There’s a scene in Heavy Rain in a train station which is one of the more profound experiences I’ve ever had in a game. While the game itself has an awkward interface, the narrative architecture integrated interface, character development and choice, setting and story.

These things facilitated the train station scene (start at 2:00 minute mark):

The Future of Emotional Bandwidth
If you’ve spent as much time in Second Life as some people do playing games, you’ll have had experiences not dissimilar in their emotional impact to that of Heavy Rain.

People like to say that Second Life is not a game. But in the broadest and noblest sense it is. Because the definition of games has always included the capacity for mechanics that are derived not just from the sort of shoot/rinse/repeat skill sets that we imagine from first-person shooters, from farming crops in Farmville, or playing Bejwelled.

Instead, Second Life has succeeded because its mechanics are based on things more subtle and broader: on concepts of economic value and exchange, personal identity and expression, and intellectual property development and transfer.

Just as game mechanics are derived from facets of life, these mechanics are also derived from our broader understanding of how the world works, and of our capacity to tinker with that understanding through the affordances of online experiences.

What we learn from the extrapolation and interaction with those mechanics isn’t just a product, in virtual worlds, of our mastery of skills and interfaces, but extends to what it tells us about ourselves, just as Heavy Rain asks us to ponder what the life of our child is worth and what cost we’d be willing to pay for that life.
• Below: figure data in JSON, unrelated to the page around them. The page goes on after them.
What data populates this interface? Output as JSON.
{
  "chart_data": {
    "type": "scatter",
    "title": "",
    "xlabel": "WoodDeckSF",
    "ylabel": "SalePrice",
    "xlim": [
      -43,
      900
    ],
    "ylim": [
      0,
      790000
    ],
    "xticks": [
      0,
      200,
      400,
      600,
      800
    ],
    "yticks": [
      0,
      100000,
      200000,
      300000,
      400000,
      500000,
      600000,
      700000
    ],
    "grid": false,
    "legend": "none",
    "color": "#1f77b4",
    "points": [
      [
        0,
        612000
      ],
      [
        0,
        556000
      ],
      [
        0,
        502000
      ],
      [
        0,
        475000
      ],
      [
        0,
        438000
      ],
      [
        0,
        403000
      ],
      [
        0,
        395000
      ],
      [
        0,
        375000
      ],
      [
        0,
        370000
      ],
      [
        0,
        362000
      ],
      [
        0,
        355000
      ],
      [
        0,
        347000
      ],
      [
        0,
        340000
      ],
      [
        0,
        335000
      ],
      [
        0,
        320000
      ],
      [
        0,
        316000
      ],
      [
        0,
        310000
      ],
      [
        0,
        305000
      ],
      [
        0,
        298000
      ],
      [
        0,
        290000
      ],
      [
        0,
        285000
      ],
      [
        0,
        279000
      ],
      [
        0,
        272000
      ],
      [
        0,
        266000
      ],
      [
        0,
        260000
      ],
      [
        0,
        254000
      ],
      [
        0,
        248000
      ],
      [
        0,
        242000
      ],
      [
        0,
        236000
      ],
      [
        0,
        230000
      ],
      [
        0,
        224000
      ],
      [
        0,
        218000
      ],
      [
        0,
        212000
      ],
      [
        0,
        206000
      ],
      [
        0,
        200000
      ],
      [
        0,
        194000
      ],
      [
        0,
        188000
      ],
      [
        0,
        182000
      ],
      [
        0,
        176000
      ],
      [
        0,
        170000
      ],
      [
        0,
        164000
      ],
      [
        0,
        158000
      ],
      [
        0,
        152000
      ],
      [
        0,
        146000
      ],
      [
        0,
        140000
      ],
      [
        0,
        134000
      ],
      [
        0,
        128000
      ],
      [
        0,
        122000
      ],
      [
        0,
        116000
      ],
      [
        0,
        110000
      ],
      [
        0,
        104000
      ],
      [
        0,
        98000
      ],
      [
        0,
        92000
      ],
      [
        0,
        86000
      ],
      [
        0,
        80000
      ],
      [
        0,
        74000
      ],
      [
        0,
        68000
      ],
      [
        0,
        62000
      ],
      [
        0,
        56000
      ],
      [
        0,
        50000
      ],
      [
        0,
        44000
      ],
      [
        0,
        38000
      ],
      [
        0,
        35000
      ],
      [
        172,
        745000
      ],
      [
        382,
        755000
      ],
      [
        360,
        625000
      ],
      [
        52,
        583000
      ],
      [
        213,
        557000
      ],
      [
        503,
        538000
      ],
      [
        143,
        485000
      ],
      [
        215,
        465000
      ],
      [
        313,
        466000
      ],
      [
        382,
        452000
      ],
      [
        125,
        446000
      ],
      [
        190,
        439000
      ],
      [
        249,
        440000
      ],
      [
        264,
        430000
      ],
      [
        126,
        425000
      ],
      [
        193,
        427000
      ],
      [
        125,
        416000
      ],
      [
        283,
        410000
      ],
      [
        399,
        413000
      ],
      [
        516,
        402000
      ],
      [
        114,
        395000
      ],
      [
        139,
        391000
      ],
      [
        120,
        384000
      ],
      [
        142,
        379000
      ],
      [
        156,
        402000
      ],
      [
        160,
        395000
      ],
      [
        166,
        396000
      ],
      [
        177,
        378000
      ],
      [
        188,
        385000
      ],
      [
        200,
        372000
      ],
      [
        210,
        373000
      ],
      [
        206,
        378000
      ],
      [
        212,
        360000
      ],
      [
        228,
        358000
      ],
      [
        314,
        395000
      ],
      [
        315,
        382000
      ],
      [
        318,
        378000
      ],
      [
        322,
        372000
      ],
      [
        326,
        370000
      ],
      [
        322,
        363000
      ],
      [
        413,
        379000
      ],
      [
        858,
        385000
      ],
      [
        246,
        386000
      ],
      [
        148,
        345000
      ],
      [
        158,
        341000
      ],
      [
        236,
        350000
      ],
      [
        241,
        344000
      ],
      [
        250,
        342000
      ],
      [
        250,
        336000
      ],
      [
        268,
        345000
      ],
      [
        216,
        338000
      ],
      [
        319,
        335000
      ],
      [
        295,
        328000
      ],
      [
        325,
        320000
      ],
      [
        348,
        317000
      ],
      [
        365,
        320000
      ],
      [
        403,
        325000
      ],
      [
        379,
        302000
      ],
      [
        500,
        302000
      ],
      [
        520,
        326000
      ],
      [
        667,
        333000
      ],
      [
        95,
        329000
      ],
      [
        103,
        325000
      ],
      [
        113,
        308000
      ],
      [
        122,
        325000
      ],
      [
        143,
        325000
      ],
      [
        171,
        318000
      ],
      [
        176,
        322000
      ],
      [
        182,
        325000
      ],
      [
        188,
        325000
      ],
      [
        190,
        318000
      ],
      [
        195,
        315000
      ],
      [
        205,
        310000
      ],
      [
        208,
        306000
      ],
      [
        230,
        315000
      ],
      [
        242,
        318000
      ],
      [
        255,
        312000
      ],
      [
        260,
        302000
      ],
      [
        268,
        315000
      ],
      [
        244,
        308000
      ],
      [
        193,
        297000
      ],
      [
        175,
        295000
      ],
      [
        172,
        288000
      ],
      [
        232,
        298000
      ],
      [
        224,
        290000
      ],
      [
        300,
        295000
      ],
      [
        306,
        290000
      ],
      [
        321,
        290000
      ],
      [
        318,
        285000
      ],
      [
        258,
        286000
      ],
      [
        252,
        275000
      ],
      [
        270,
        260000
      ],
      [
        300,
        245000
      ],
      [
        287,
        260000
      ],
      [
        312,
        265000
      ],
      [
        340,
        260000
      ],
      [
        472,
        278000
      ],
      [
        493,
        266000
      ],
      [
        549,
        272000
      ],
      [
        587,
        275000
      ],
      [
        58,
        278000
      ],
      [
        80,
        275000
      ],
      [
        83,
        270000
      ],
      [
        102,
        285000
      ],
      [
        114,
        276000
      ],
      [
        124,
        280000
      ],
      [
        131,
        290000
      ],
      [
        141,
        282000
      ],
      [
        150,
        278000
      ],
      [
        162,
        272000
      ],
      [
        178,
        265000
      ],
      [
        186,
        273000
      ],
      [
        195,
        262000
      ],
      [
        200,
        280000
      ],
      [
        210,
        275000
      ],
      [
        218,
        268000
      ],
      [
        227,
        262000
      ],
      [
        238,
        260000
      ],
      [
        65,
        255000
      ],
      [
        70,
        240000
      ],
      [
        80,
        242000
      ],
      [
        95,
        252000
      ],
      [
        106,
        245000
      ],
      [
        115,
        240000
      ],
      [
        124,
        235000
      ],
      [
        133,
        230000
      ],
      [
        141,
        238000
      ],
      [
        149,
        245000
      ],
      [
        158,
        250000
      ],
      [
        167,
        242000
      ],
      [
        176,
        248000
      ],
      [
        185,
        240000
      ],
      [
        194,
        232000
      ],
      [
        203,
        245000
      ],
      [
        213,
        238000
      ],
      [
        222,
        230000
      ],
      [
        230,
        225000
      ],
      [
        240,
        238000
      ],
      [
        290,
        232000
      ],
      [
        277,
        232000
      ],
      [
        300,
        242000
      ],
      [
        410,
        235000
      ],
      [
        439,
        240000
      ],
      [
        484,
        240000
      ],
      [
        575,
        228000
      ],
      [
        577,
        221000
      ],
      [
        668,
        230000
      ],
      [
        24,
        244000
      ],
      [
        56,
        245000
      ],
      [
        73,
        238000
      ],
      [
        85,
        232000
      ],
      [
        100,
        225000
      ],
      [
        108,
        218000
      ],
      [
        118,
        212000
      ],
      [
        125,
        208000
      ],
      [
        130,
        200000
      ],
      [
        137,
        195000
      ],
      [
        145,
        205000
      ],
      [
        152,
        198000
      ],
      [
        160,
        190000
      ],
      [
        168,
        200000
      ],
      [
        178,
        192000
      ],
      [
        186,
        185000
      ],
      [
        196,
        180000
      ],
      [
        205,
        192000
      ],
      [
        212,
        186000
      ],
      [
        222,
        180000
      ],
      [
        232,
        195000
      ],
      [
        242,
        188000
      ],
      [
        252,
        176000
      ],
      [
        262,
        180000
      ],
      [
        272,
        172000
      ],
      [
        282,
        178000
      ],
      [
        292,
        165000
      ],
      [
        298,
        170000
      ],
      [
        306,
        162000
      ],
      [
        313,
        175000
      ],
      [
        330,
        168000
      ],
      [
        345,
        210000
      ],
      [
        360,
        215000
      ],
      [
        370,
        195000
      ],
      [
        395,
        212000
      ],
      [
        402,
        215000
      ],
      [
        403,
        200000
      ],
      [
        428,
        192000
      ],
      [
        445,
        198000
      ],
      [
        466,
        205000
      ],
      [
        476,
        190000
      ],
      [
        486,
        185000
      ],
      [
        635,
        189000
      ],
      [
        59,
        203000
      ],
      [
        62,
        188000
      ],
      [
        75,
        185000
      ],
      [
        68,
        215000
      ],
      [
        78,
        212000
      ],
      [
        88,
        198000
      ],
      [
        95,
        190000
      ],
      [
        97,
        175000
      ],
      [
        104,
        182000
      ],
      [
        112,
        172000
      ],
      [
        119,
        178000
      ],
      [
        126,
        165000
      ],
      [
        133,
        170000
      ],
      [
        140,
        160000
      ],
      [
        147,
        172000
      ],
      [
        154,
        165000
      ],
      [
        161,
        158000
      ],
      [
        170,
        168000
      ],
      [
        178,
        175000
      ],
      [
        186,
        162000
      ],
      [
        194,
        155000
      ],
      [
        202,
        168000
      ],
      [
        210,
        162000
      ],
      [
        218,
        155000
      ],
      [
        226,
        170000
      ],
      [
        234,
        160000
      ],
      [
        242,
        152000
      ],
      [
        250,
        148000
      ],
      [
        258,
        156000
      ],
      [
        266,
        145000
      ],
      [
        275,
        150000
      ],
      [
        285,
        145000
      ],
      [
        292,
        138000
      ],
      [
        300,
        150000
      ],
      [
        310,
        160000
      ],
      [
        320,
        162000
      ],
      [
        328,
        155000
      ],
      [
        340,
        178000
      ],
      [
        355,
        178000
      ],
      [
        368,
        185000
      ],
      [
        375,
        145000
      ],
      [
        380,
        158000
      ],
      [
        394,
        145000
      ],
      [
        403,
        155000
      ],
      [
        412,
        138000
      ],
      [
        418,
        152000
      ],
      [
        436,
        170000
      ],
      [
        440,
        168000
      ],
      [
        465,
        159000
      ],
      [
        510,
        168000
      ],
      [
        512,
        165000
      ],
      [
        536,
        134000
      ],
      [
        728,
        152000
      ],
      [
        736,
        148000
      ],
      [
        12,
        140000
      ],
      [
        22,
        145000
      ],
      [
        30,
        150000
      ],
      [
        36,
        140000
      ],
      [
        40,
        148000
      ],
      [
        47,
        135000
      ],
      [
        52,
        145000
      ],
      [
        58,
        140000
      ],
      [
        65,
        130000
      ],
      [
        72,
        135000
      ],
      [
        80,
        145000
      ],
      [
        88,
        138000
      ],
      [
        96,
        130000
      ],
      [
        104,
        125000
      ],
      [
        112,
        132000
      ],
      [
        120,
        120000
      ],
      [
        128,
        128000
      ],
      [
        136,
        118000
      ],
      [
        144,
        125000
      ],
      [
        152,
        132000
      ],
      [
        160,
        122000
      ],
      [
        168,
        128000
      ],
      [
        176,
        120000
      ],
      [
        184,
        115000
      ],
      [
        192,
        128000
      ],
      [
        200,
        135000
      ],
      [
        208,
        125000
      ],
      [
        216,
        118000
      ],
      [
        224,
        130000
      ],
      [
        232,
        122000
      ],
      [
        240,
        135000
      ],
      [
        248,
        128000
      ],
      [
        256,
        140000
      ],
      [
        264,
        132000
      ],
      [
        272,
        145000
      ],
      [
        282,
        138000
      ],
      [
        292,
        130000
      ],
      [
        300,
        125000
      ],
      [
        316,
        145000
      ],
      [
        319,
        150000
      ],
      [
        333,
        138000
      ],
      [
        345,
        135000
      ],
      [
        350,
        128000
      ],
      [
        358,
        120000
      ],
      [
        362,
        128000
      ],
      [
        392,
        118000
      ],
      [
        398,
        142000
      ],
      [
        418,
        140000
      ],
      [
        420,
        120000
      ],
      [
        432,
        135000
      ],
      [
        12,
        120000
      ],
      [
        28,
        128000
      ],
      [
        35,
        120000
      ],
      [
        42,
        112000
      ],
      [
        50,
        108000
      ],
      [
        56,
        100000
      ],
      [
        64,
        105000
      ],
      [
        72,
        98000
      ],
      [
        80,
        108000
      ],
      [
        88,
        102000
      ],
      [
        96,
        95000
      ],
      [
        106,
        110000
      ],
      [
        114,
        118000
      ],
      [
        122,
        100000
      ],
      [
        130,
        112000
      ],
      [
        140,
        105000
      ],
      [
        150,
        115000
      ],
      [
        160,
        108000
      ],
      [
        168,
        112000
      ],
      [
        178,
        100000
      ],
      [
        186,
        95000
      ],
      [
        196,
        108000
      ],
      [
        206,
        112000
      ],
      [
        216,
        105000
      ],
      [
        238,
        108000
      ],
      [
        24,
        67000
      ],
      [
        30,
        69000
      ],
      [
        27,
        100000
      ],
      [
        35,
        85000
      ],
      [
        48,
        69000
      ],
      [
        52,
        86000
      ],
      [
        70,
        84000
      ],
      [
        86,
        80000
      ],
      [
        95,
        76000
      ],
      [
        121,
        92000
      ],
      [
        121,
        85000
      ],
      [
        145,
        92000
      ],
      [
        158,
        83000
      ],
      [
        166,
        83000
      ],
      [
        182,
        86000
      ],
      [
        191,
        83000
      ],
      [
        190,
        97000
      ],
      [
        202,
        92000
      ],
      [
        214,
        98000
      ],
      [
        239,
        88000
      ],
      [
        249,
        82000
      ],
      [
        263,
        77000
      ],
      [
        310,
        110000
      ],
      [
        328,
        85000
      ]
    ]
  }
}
As games are increasingly showing us, and as Second Life has proven, our future together in digital spaces will continue to be informed by the mechanics of those environments, but the rapidly evolving capacity to carry emotional bandwidth means that we will also have the opportunity to craft experiences that could lead beyond mastery to wisdom, past what is visible into things that are invisible but that carry richer meaning.

The narrative architecture we use to craft these experiences should not, therefore, simply be about solving the problem of attraction and retention, but should honor the spaces in between: the transparent moments of now-ness, those still and silent moments which, if we create the opportunity for them to exist, will help us retain the possibility that it’s not just the pipelines capacity to carry content which is important, but the content itself.

Our leaders in these digital spaces need to remind us that as the capacity for emotional bandwidth increases, so too does our obligation to create worlds in which the ethic and meaning of connection is not pre-ordained by a view of technology’s limitations or affordances, but is instead facilitated because it could allow us, still, to have a conversation about fruit, perhaps, or to wonder what the silences and graceful pauses mean, and to still discover that there are places in between.